Die Beschwerdeausführungen bieten auch keinen Anlass, davon auszugehen, dem Gesetzgeber des am in Kraft getretenen Bekenntnisgemeinschaftsgesetzes (BekGG) sei die bereits in der Stammfassung des AuslBG, BGBl. Nr. 218/1975, enthalten gewesene Bestimmung des § 1 Abs. 2 lit. d leg. cit., insbesondere dessen Einschränkung auf Kirchen- und Religionsgesellschaften, unbekannt gewesen, weshalb es zu einer planwidrigen Gesetzeslücke gekommen sei. Es ist vielmehr davon auszugehen, dass der Gesetzgeber des BekGG in voller Kenntnis der bestehenden Rechtslage keinen Anlass sah, diese Bestimmung des AuslBG neu zu fassen.

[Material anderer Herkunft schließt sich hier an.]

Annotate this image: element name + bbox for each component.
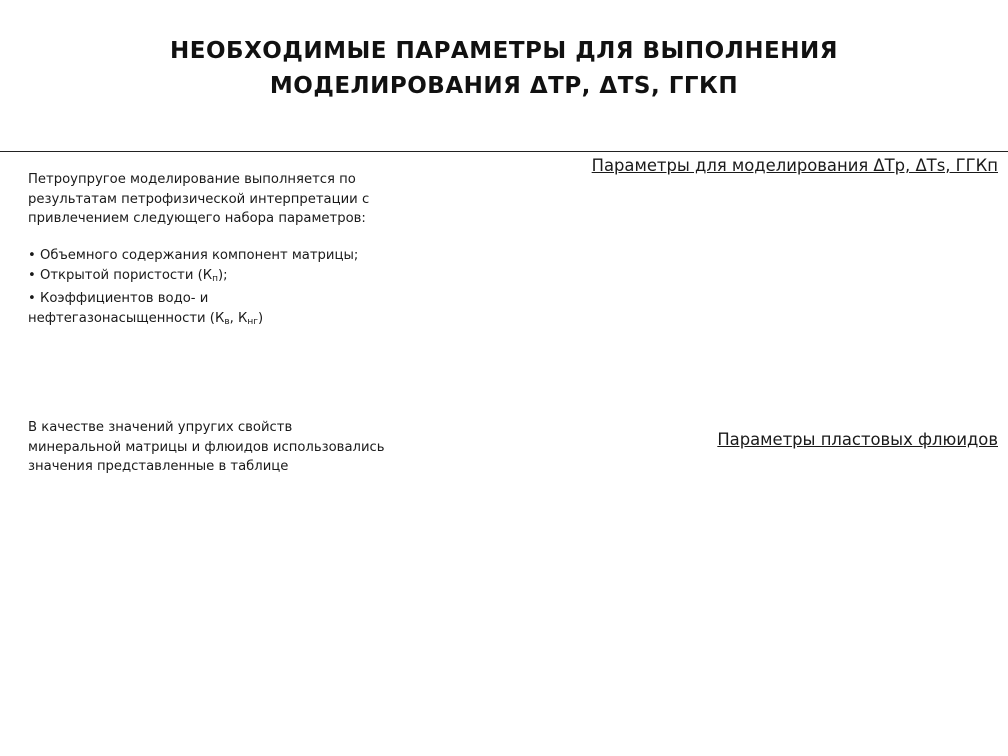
saturation-text: нефтегазонасыщенности (К bbox=[28, 310, 225, 326]
saturation-separator: , К bbox=[229, 310, 248, 326]
intro-line-3: привлечением следующего набора параметров: bbox=[28, 211, 366, 226]
oil-gas-subscript: нг bbox=[247, 316, 258, 327]
porosity-subscript: п bbox=[212, 273, 219, 284]
slide-title-line-2: МОДЕЛИРОВАНИЯ ΔТР, ΔТS, ГГКП bbox=[269, 73, 739, 99]
list-item-saturation: • Коэффициентов водо- и bbox=[28, 291, 209, 306]
fluid-parameters-link[interactable]: Параметры пластовых флюидов bbox=[717, 430, 998, 449]
porosity-suffix: ); bbox=[218, 267, 228, 283]
intro-line-2: результатам петрофизической интерпретации с bbox=[28, 191, 370, 207]
intro-paragraph bbox=[28, 170, 468, 229]
porosity-text: • Открытой пористости (К bbox=[28, 267, 213, 283]
slide-title-line-1: НЕОБХОДИМЫЕ ПАРАМЕТРЫ ДЛЯ ВЫПОЛНЕНИЯ bbox=[170, 38, 838, 64]
parameters-list bbox=[28, 246, 468, 332]
list-item-saturation-continued bbox=[28, 309, 468, 333]
note-line-3: значения представленные в таблице bbox=[28, 459, 289, 474]
list-item-porosity bbox=[28, 266, 468, 290]
list-item-matrix: • Объемного содержания компонент матрицы; bbox=[28, 248, 359, 263]
title-divider bbox=[0, 151, 1008, 152]
saturation-suffix: ) bbox=[258, 310, 264, 326]
intro-line-1: Петроупругое моделирование выполняется по bbox=[28, 172, 356, 187]
modeling-parameters-link[interactable]: Параметры для моделирования ΔТр, ΔТs, ГГКп bbox=[591, 156, 998, 175]
slide-title bbox=[0, 34, 1008, 104]
note-line-2: минеральной матрицы и флюидов использовались bbox=[28, 439, 385, 455]
note-line-1: В качестве значений упругих свойств bbox=[28, 420, 293, 435]
table-note-paragraph bbox=[28, 418, 488, 477]
water-subscript: в bbox=[224, 316, 230, 327]
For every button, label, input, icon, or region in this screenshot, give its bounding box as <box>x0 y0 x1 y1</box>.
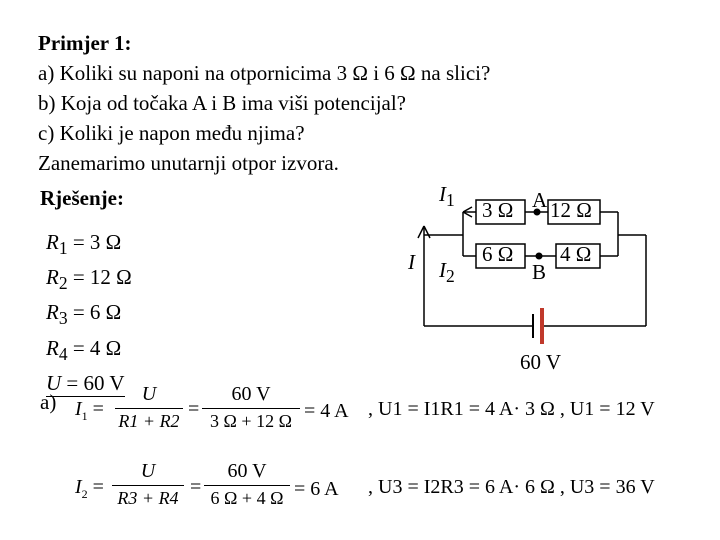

Damit unterliegen (entgeltliche) Beschäftigungsverhältnisse zwischen der Beschwerdeführerin einerseits und für sie tätigen Ausländern andererseits unabhängig davon, ob es sich dabei um seelsorgerische Tätigkeiten handelt oder nicht, dem AuslBG.
Aus diesem Grunde war die Beschwerde gemäß § 42 Abs. 1 VwGG als unbegründet abzuweisen.
Der Ausspruch über den Aufwandersatz gründet sich auf die §§ 47 ff VwGG in Verbindung mit der VwGH-Aufwandersatzverordnung BGBl. II Nr. 333/2003.